One of the biggest challenges that has faced Richard throughout his career is funding. ‘Some of these questions we’re asking fall between the gaps that a lot of conventional funding of science covers,’ he says. ‘If you receive funding to do a project it makes it instantly easier to achieve but at the same time, you’re constrained by timelines of the funders. The evidence about microbeads in cosmetics, for instance, only came about because of independent funding. If we’d written it as a proposal and submitted it to a research council we would have been unlikely to have got the money.’
 
These days, the main focus of Richard’s work has moved on from raising awareness to finding the right solutions. ‘Now there’s a broad agreement from the public, industry and policymakers that there is a problem with the current levels of plastic accumulating, which wasn’t the case when I first started on this over 20 years ago. There’s a thirst for solutions. The science has been really important in raising awareness; now we need that evidence to help work out the best way forward. If we don’t have the evidence, we’ll jump at the wrong solutions and that’s the bit that concerns me the most,’ he says. ‘There’s no silver bullet but it’s very clear to me that solutions might vary between counties, between Europe and North America, where there is sophisticated waste management, and developing nations where infrastructure is lacking.’
 
One obvious strategy is for producers to take more responsibility about what happens to a product at the end of its lifecycle. ‘I think that making sure at the design stage that thought has been given to what happens beyond the lifetime of a product is part of the overarching solution,’ says Richard. ‘If I talk to product designers, they tell me that wasn’t in the brief. They are usually asked to design a product that functions, that’s attractive to the consumer but what happens when the consumer has finished with it is not considered. It’s hardly surprising that we’ve got a whole range of items for which there are no available waste management solution.’
 
However, the good news is that Richard is hopeful about the future. ‘In my mind, this is a problem that is solvable.
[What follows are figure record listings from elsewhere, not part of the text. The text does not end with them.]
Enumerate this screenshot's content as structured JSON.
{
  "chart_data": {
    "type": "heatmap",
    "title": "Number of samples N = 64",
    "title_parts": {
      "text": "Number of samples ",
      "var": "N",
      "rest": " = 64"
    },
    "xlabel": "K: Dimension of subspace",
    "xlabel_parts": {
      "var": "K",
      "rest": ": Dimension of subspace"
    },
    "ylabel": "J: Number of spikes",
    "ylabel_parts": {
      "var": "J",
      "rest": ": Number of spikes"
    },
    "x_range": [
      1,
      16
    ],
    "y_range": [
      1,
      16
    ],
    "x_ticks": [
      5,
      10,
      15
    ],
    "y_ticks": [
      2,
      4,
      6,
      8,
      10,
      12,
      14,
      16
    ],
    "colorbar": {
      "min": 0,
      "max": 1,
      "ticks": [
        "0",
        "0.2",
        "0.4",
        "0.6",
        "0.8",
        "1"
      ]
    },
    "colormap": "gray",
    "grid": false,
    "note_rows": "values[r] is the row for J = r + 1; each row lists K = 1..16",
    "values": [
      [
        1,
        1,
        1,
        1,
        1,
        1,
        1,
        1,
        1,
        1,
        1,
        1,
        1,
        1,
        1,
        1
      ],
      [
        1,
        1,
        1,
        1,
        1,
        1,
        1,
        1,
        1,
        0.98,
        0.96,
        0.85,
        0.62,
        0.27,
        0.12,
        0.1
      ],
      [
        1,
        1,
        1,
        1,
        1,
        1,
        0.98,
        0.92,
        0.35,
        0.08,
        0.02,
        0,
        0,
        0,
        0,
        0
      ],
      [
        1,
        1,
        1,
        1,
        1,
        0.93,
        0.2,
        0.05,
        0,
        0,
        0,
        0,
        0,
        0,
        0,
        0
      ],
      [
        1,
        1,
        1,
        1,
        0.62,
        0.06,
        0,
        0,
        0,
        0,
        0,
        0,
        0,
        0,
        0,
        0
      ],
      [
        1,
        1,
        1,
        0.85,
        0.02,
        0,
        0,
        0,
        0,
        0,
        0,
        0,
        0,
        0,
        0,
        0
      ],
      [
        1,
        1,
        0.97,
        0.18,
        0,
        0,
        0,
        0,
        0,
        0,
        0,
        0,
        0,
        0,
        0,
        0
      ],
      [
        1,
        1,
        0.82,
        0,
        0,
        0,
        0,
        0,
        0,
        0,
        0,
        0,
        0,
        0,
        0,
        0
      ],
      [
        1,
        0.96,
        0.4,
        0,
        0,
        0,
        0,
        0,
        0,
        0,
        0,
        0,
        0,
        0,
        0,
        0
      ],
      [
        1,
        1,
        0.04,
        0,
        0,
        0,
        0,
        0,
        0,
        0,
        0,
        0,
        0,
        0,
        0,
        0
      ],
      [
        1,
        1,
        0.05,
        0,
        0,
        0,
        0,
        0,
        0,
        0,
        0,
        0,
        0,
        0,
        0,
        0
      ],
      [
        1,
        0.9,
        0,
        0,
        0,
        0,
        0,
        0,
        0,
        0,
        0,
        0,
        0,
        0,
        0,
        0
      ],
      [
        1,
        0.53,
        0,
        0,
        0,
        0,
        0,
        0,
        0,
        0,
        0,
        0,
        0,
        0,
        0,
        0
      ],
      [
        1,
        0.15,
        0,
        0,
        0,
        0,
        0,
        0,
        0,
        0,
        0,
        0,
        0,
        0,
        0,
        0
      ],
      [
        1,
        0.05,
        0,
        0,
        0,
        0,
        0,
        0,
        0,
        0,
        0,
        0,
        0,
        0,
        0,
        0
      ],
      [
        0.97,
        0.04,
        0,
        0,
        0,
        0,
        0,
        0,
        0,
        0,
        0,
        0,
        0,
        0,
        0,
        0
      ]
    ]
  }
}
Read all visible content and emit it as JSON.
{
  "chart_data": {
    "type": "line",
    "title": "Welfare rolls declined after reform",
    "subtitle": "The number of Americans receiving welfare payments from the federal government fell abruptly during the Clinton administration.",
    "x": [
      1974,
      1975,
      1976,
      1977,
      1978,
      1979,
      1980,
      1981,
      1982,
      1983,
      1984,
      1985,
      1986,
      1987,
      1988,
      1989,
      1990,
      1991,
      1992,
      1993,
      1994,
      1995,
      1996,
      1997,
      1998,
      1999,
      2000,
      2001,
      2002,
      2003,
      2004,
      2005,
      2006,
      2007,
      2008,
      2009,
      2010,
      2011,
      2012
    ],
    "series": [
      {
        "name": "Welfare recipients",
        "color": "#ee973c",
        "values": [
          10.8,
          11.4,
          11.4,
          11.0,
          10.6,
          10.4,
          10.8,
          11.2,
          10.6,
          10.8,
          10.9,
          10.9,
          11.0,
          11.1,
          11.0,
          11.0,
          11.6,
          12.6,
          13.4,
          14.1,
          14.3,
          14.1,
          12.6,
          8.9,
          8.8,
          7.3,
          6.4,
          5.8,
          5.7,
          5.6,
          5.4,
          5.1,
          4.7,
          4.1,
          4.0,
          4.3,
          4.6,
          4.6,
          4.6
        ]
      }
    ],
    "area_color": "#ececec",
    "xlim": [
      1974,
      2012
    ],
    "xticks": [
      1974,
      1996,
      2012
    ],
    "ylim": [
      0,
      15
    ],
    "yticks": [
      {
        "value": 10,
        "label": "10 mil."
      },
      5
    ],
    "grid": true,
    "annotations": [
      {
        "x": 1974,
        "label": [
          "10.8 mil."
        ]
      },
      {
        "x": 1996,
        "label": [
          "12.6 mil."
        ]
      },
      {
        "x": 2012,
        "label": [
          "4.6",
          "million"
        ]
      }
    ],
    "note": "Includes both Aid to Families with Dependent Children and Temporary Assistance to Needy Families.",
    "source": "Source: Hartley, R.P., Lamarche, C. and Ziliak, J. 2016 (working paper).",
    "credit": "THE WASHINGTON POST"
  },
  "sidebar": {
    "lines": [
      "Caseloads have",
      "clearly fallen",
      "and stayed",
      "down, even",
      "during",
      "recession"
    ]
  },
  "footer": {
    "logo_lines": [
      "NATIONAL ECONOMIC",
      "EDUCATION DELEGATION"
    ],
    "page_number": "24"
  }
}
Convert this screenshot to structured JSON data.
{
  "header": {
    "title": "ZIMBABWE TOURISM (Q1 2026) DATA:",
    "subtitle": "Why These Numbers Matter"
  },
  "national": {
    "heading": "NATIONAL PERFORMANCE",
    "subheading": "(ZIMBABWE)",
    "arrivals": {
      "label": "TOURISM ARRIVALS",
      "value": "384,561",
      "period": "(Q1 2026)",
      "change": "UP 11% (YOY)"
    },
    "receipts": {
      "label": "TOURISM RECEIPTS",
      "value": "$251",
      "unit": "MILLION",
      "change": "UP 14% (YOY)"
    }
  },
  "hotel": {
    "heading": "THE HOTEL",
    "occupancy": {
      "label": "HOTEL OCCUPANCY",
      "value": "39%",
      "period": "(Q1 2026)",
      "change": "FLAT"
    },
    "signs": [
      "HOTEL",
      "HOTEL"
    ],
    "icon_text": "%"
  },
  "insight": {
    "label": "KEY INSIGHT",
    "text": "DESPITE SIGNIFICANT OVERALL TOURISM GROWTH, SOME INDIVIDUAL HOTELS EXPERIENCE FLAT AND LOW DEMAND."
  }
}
With most environmental challenges the thing that’s problematic in the environment is directly coupled to something we want: the long-haul flight, construction along coastlines, taking fish out of the sea. All these are directly linked to potential damage but if you think about the benefits that come from plastic, virtually all of them can be achieved without this emission to the environment. The impact and benefit are decoupled; it’s just about using the material responsibly.’